Besides smoke and fire, crews like this face a new, invisible enemy: COVID-19. 

“You worry about possibly contracting the virus,” declares Assistant Chief Bryan Tyner. “I think more so, you think about possibly bringing the virus home to your family.”

This station, with nine to 10 firefighters per shift, is rarely idle, running on 3000 to 4000 calls a year. Gear like Tyvek suits, goggles and gloves are now standard equipment. 

New protocols are in place to protect firefighters responding to the almost inevitable: a call involving a potential COVID-19 case. 

“Instead of sending a whole crew, with all the equipment and everything, we may send in just one person to question the patient,” Tyner says. “Now we’re wearing eye protection, we’re wearing masks, we’re wearing gloves.”

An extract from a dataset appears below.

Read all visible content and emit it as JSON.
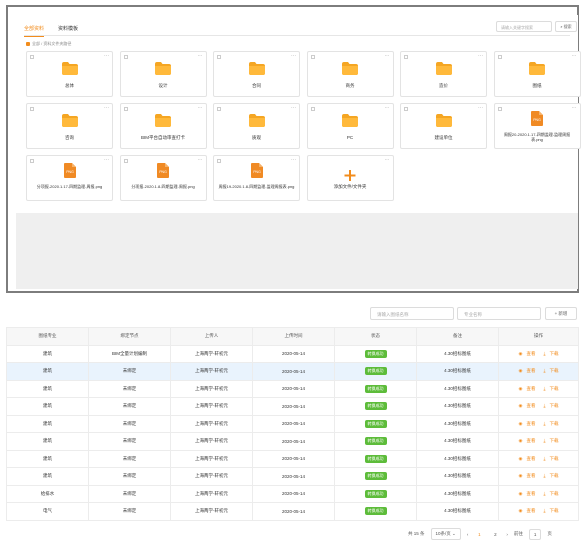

At a fire call, each firefighter will put on a self-contained breathing apparatus, or SCBA, for short. Designed to provide breathable air under hazardous conditions, the device, it turns out, protects against COVID-19 contamination as well. 

“In that case, they’re breathing air from the bottle (tank),” Tyner explains. “They’re completely encapsulated from the outside environment, so they should be pretty safe. Matter of fact, that’s probably the safest we can be in terms of getting in contact with COVID patients.” 

Rocha been on the job for about a month and has never been on a shift where he doesn’t have to think about COVID-19 precautions. 

“There is some stress to it, but it’s part of the job,” he says. “I understood when I signed up for this, when I put in my application, that there was risk.”

Scrubbing every surface in the fire hall constantly and staying aware of social distancing is part of his job now.

“We try to stay a little bit apart, six feet or more when we eat,” he says. “We spend time in different parts of the station.”

Each firefighter now has his or her own sleeping quarters. 

Everyone on shift is required to wear a protective mask, except when they are bunking in their own room. 

After every run, firefighters remove their turnout gear— the heavy coat and pants designed to protect them from fire and heat— and place them in an outside compartment on each fire engine. 

When they arrive back at the station, the gear is scrubbed down in a heavy-duty washing machine called an extractor. Every self-contained breathing apparatus is also washed out. 

“We’ve really stepped it up in terms of trying to protect ourselves and protect the public,” Tyner says. 

As an added safety measure, each fire truck is equipped with a no-contact infrared thermometer. Each firefighter’s temperature is checked when he or she starts a shift. 

Rocha says in the back of their minds is the first firefighter in the Minneapolis Fire Department to have tested positive for the virus.

“I don’t know… whether he got it on the job or not. From what I understand, he recovered and is doing well,” Tyner says. 

He says he can’t comment on whether the affected firefighter is back at work.

“We’re one family here, so now we’re not around each other as much,” says Rocha. “We distance ourselves so that it takes a little bit of that away for me. It’s definitely a whole new world, yeah.”